A gradual increase in global steel supplies driven by a successive rise in crude steel output could weigh down the global steel prices, yet the downside could be limited, anticipates CARE Ratings.
The spreads for steel mills are likely to remain high, ensuring firm profitability in the second half of 2021. CARE Ratings expects that the global steel prices are likely to follow the trend in iron ore prices. Despite likely downside correction in steel prices, a drop in iron ore could keep spreads elevated.
During the first five months of 2021, led by China and India, global steel production recorded a growth of 15pc . Prices for finished steel products and raw material along with logistic costs showed a continuous uptrend with a wide supply-demand gap during the last 12 months.

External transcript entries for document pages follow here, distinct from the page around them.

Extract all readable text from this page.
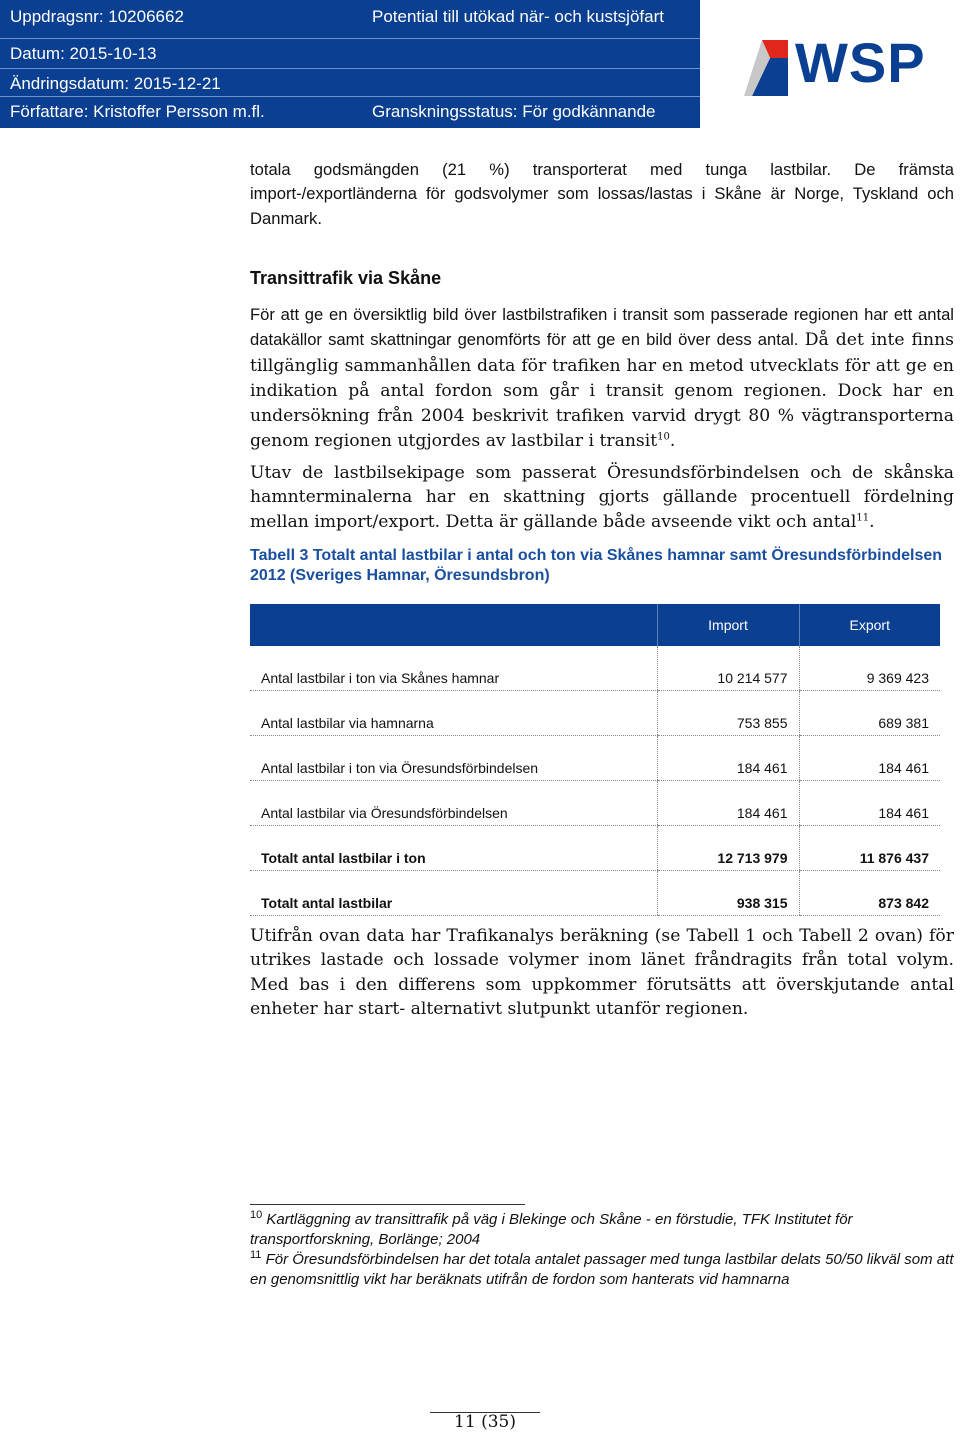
Uppdragsnr: 10206662	Potential till utökad när- och kustsjöfart
Datum: 2015-10-13
Ändringsdatum: 2015-12-21
Författare: Kristoffer Persson m.fl.	Granskningsstatus: För godkännande
WSP

totala godsmängden (21 %) transporterat med tunga lastbilar. De främsta import-/exportländerna för godsvolymer som lossas/lastas i Skåne är Norge, Tyskland och Danmark.

Transittrafik via Skåne

För att ge en översiktlig bild över lastbilstrafiken i transit som passerade regionen har ett antal datakällor samt skattningar genomförts för att ge en bild över dess antal. Då det inte finns tillgänglig sammanhållen data för trafiken har en metod utvecklats för att ge en indikation på antal fordon som går i transit genom regionen. Dock har en undersökning från 2004 beskrivit trafiken varvid drygt 80 % vägtransporterna genom regionen utgjordes av lastbilar i transit$^{10}$.

Utav de lastbilsekipage som passerat Öresundsförbindelsen och de skånska hamnterminalerna har en skattning gjorts gällande procentuell fördelning mellan import/export. Detta är gällande både avseende vikt och antal$^{11}$.

Tabell 3 Totalt antal lastbilar i antal och ton via Skånes hamnar samt Öresundsförbindelsen 2012 (Sveriges Hamnar, Öresundsbron)

	Import	Export
Antal lastbilar i ton via Skånes hamnar	10 214 577	9 369 423
Antal lastbilar via hamnarna	753 855	689 381
Antal lastbilar i ton via Öresundsförbindelsen	184 461	184 461
Antal lastbilar via Öresundsförbindelsen	184 461	184 461
Totalt antal lastbilar i ton	12 713 979	11 876 437
Totalt antal lastbilar	938 315	873 842

Utifrån ovan data har Trafikanalys beräkning (se Tabell 1 och Tabell 2 ovan) för utrikes lastade och lossade volymer inom länet fråndragits från total volym. Med bas i den differens som uppkommer förutsätts att överskjutande antal enheter har start- alternativt slutpunkt utanför regionen.

$^{10}$ Kartläggning av transittrafik på väg i Blekinge och Skåne - en förstudie, TFK Institutet för transportforskning, Borlänge; 2004
$^{11}$ För Öresundsförbindelsen har det totala antalet passager med tunga lastbilar delats 50/50 likväl som att en genomsnittlig vikt har beräknats utifrån de fordon som hanterats vid hamnarna
11 (35)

For the June-September quarter, major steel mills are targeting higher profit margins. Large primary steel producers including Tata Steel, AM/NS, JSW Steel, Jindal Steel & Power and Steel Authority of India (Sail) have access to domestic iron ore from captive mines, which safeguards them for volatile international ore prices. While, smaller steelmakers might continue to struggle with high ore and scrap prices.
Despite possible declines, a sharp downward correction is unlikely. With most economies returning to normalcy and increased vaccination against COVID-19, steel demand is expected to bolster in the coming days. Although most countries have relaxed lockdowns, a resurgence of the virus in a few countries may delay recovery. Also, many governments have announced various stimulus packages and infrastructural projects, which could boost steel demand.
In India, the impact of the second wave of COVID and the fear of a third wave has muted steel demand in some sectors. Additionally, the arrival of the monsoon has led to bearish sentiments. However, steel demand is expected to rebound actively post-monsoon with recovery in the infrastructure and construction sectors.
To ensure steady sales volumes, some mills are offering discounts of around $30-50/mt in the domestic market compared to international levels. While primary steelmakers are focusing on exports amid weak domestic demand.
There is supply tightness in the domestic iron ore market, still, mills have access to ore at a discount compared to international prices. Also, the slowdown in Chinese exports and the announcement of around 15pc export taxes on Russian steel and scrap exports have opened up a sizeable overseas opportunity for Indian steelmakers.
Strong demand prospects in Europe and Southeast Asia are expected to offset the Rs2,000-3,000/mt ($26.75-$40.13/mt) drop in prices in July, which could rebound in August.